Le recours au pétrole et aux énergies fossiles produit 80% du gaz carbonique, principal responsable de l'augmentation de l'effet de serre et par conséquent du réchauffement planétaire. La demande mondiale d'énergie devrait croître de 11% de 2018 à 2030.

Les conséquences du réchauffement climatique

Une élévation du niveau de la mer

Selon les études du Groupe Intergouvernemental d'Experts sur l'Evolution du Climat (GIEC), un organisme qui réunit près de 4 000 scientifiques à travers le monde, la température moyenne à la surface de la terre a augmenté de 0,6° au cours des 100 dernières années.

Une simulation du Max Planck Institute for Meteorology de Hambourg prévoit que cette hausse de la température du globe sera comprise entre 4,1° et 5,8° et aura pour conséquence une élévation du niveau de la mer de 30 cm entre 2005 et 2100.

Une réduction de la production végétale

Une étude du laboratoire français des Sciences du Climat et de l'Environnement (CEA-CNRS), publiée par la revue Nature en septembre 2005, fait apparaître qu'à l'échelle de l'Europe, la production végétale a baissé de 30% en 2003 par rapport à 2002, ce qui a eu pour conséquence imprévue, une réduction considérable de la quantité de carbone stockée par la biomasse.

A cause de la forte chaleur et du stress hydrique, les plantes adoptent des mécanismes de défense qui ralentissent la photosynthèse et donc les quantités de CO2 absorbées.

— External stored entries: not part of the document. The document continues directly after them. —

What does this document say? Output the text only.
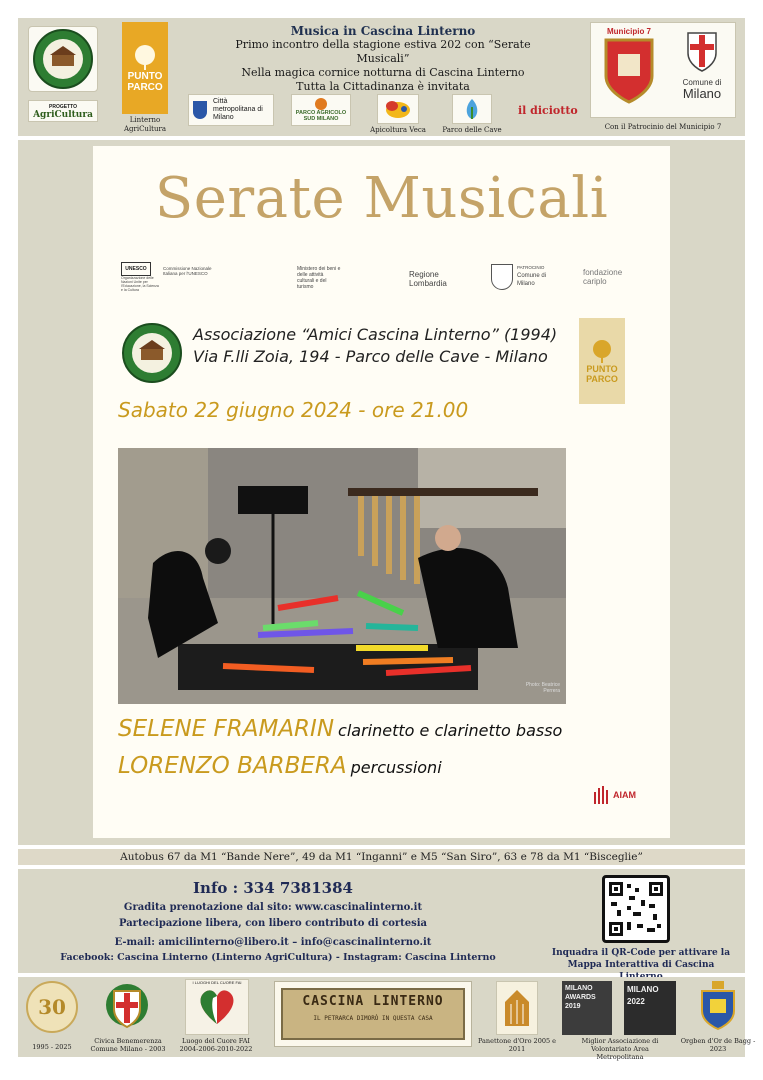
PROGETTO
AgriCultura
PUNTO PARCO
Linterno AgriCultura
Città metropolitana di Milano
PARCO AGRICOLO SUD MILANO
Apicoltura Veca Parco delle Cave
il diciotto
Musica in Cascina Linterno
Primo incontro della stagione estiva 202 con “Serate Musicali”
Nella magica cornice notturna di Cascina Linterno
Tutta la Cittadinanza è invitata
Municipio 7
Comune di
Milano
Con il Patrocinio del Municipio 7
Serate Musicali
UNESCO
Organizzazione delle Nazioni Unite per l'Educazione, la Scienza e la Cultura
Commissione Nazionale Italiana per l'UNESCO
Ministero dei beni e delle attività culturali e del turismo
Regione Lombardia
PATROCINIO
Comune di Milano
fondazione cariplo
Associazione “Amici Cascina Linterno” (1994)
Via F.lli Zoia, 194 - Parco delle Cave - Milano
PUNTO PARCO
Sabato 22 giugno 2024 - ore 21.00
Photo: Beatrice Perrera
SELENE FRAMARIN clarinetto e clarinetto basso
LORENZO BARBERA percussioni
AIAM
Autobus 67 da M1 “Bande Nere”, 49 da M1 “Inganni” e M5 “San Siro”, 63 e 78 da M1 “Bisceglie”
Info : 334 7381384
Gradita prenotazione dal sito: www.cascinalinterno.it
Partecipazione libera, con libero contributo di cortesia
E-mail: amicilinterno@libero.it – info@cascinalinterno.it
Facebook: Cascina Linterno (Linterno AgriCultura) - Instagram: Cascina Linterno	Inquadra il QR-Code per attivare la
Mappa Interattiva di Cascina
30
1995 - 2025
Civica Benemerenza Comune Milano - 2003
I LUOGHI DEL CUORE FAI
Luogo del Cuore FAI 2004-2006-2010-2022
CASCINA LINTERNO
IL PETRARCA DIMORÒ IN QUESTA CASA
Panettone d'Oro 2005 e 2011
MILANO AWARDS 2019
MILANO 2022
Miglior Associazione di Volontariato Area Metropolitana
Orgben d'Or de Bagg - 2023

Ainsi, la végétation sera moins efficace pour limiter l'effet de serre et l'intensité des sécheresses.

A l'échelle de la planète, le couvert végétal permet de capturer entre 10 et 20% des émissions humaines de CO2. Mais ce bouclier vert risque de se transformer en menace, les écosystèmes pouvant se muer en source de carbone.

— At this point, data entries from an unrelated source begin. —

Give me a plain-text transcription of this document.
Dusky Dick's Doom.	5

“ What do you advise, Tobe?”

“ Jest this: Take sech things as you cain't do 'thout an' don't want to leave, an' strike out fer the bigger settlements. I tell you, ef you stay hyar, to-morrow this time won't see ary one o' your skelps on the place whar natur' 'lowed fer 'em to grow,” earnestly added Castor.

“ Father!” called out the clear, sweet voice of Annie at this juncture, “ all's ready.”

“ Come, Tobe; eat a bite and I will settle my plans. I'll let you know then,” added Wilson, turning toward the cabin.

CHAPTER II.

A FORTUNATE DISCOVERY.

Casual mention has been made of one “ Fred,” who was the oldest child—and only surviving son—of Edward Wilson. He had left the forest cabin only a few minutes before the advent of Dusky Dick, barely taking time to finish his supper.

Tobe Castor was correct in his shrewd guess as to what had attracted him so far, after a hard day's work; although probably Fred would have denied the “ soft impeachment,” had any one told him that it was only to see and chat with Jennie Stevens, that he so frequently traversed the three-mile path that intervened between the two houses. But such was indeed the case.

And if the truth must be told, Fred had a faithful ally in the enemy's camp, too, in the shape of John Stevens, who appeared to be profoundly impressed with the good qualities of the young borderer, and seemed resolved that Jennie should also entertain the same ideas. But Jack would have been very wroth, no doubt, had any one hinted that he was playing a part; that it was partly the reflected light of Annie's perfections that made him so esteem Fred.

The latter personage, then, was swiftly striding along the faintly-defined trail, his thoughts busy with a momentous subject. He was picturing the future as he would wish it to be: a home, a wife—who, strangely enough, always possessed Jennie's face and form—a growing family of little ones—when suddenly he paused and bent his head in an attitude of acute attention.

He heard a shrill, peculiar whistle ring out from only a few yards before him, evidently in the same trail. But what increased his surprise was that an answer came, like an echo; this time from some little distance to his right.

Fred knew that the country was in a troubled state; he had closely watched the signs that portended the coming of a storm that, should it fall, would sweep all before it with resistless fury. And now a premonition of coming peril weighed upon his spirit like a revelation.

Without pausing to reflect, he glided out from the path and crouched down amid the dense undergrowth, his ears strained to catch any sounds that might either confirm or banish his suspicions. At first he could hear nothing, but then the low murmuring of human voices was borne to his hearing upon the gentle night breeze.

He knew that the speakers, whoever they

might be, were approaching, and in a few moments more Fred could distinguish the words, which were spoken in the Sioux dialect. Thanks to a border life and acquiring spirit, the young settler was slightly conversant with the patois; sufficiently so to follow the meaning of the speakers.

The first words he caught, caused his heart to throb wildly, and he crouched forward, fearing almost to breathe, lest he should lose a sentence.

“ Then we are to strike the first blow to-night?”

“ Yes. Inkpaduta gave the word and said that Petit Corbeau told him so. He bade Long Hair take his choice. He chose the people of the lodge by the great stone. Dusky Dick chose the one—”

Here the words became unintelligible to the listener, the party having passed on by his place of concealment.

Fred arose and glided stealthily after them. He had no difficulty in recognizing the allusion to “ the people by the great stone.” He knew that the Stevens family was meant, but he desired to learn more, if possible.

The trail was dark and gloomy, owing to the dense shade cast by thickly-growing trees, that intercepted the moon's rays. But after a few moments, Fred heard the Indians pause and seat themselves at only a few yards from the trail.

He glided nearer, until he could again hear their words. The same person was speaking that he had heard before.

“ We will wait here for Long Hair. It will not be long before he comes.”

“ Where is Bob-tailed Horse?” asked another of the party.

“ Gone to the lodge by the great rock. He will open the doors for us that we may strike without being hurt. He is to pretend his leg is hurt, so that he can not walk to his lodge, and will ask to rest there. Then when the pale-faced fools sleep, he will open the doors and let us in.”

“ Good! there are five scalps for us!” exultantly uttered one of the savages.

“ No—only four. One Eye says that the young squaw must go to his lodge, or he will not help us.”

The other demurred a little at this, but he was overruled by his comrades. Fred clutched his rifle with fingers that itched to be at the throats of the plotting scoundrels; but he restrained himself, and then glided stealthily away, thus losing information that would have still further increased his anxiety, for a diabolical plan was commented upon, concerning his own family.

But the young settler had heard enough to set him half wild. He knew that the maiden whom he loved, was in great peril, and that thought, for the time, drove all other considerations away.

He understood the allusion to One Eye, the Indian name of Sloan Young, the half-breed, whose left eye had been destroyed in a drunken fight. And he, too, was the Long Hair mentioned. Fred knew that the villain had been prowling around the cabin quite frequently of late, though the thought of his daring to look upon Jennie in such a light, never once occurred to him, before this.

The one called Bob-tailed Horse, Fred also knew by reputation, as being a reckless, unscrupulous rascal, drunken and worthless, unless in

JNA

Des ouragans plus violents

cyclone GonuCyclone Gonu 2007 dans la péninsule Arabique

Dans des articles datant des mois d'août et septembre 2005, d'éminents climatologues ont établi un «smoking gun», c'est à dire une preuve évidente entre le dérèglement climatique et la recrudescence des ouragans. Selon eux, même si leur nombre n'augmente pas, les évènements extrêmes ont tendance à devenir de plus en plus violents.

Cette conclusion relance, de manière plus aigüe, le débat à propos de l'impact du réchauffement climatique sur l'émergence et l'intensité des cyclones tropicaux. Car, à ce jour, la communauté scientifique internationale n'est pas parvenue à un véritable consensus sur la question. Certains attribuent à ce phénomène l'activité cyclonique qui est particulièrement forte depuis 1995. D'autres évoquent des mécanismes atmosphériques plus complexes et encore mal connus.

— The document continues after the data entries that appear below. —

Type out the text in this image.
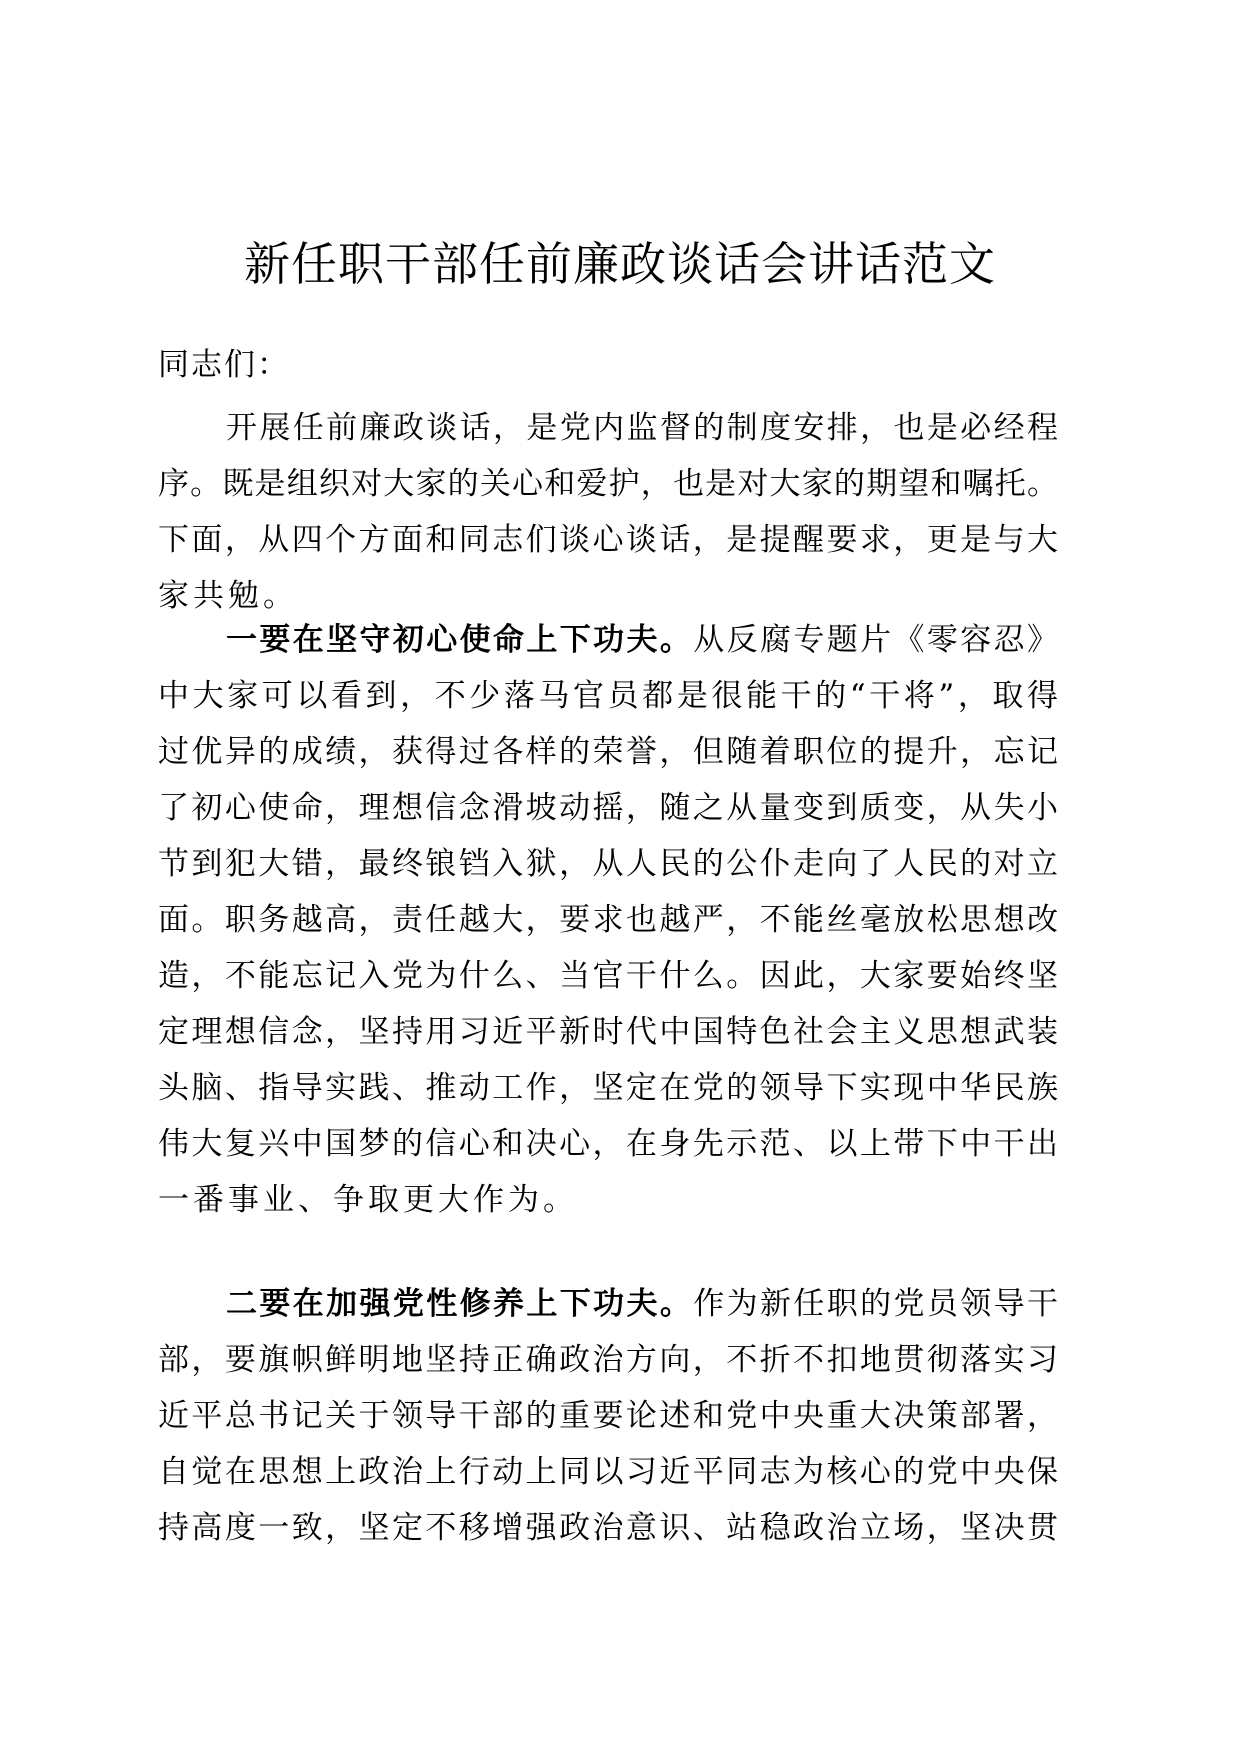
新任职干部任前廉政谈话会讲话范文
同志们：
开展任前廉政谈话，是党内监督的制度安排，也是必经程
序。既是组织对大家的关心和爱护，也是对大家的期望和嘱托。
下面，从四个方面和同志们谈心谈话，是提醒要求，更是与大
家共勉。
一要在坚守初心使命上下功夫。从反腐专题片《零容忍》
中大家可以看到，不少落马官员都是很能干的“干将”，取得
过优异的成绩，获得过各样的荣誉，但随着职位的提升，忘记
了初心使命，理想信念滑坡动摇，随之从量变到质变，从失小
节到犯大错，最终锒铛入狱，从人民的公仆走向了人民的对立
面。职务越高，责任越大，要求也越严，不能丝毫放松思想改
造，不能忘记入党为什么、当官干什么。因此，大家要始终坚
定理想信念，坚持用习近平新时代中国特色社会主义思想武装
头脑、指导实践、推动工作，坚定在党的领导下实现中华民族
伟大复兴中国梦的信心和决心，在身先示范、以上带下中干出
一番事业、争取更大作为。
二要在加强党性修养上下功夫。作为新任职的党员领导干
部，要旗帜鲜明地坚持正确政治方向，不折不扣地贯彻落实习
近平总书记关于领导干部的重要论述和党中央重大决策部署，
自觉在思想上政治上行动上同以习近平同志为核心的党中央保
持高度一致，坚定不移增强政治意识、站稳政治立场，坚决贯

Les études prennent également en compte des causes liées aux zones à risques, de plus en plus peuplées avec des dégâts matériels accentués ainsi que la surmédiatisation qui en amplifie l'impact.

Réchauffement climatique : les assureurs, partie prenante du débat

Parce qu'ils supportent une part de plus en plus lourde des coûts de sinistres, les assureurs sont un acteur majeur dans la problématique des catastrophes naturelles induites par les perturbations climatiques. Le sujet a figuré en bonne place au menu du sommet du G8 en juillet 2005 à Glenagles, Ecosse, lors d'une conférence internationale organisée par l'association des assureurs britanniques (ABI). Celle-ci a présenté un rapport qui, pour la première fois, quantifie la hausse des coûts liés aux intempéries extrêmes, en cas de réchauffement du climat.

Sur la base d'une étude menée par le Groupe Intergouvernemental sur le Changement climatique (IPCC) qui démontre que des températures plus élevées rendent le climat plus volatile et les catastrophes naturelles plus violentes, les assureurs en concluent qu'il suffit d'une petite hausse des intensités pour faire grimper le coût des dommages. De ce fait, la facture moyenne liée aux intempéries extrêmes passera de 16,5 milliards USD en 2004 à 27 milliards USD en 2080, soit une hausse de 64%.

Pour y faire face, les compagnies d’assurance sont dans la nécessité d'augmenter leurs capacités financières. Les besoins en capitaux subiront une hausse de 90% pour les ouragans, de 80% pour les typhons et de 5 à 10% pour les tempêtes.

Au total, en Amérique, au Japon et en Europe, 78 milliards USD additionnels seront nécessaires pour combler la différence entre les pertes liées aux intempéries extrêmes et celles de moyenne intensité. En conséquence, une hausse de 80% des primes de risques est prévisible à l'horizon 2080.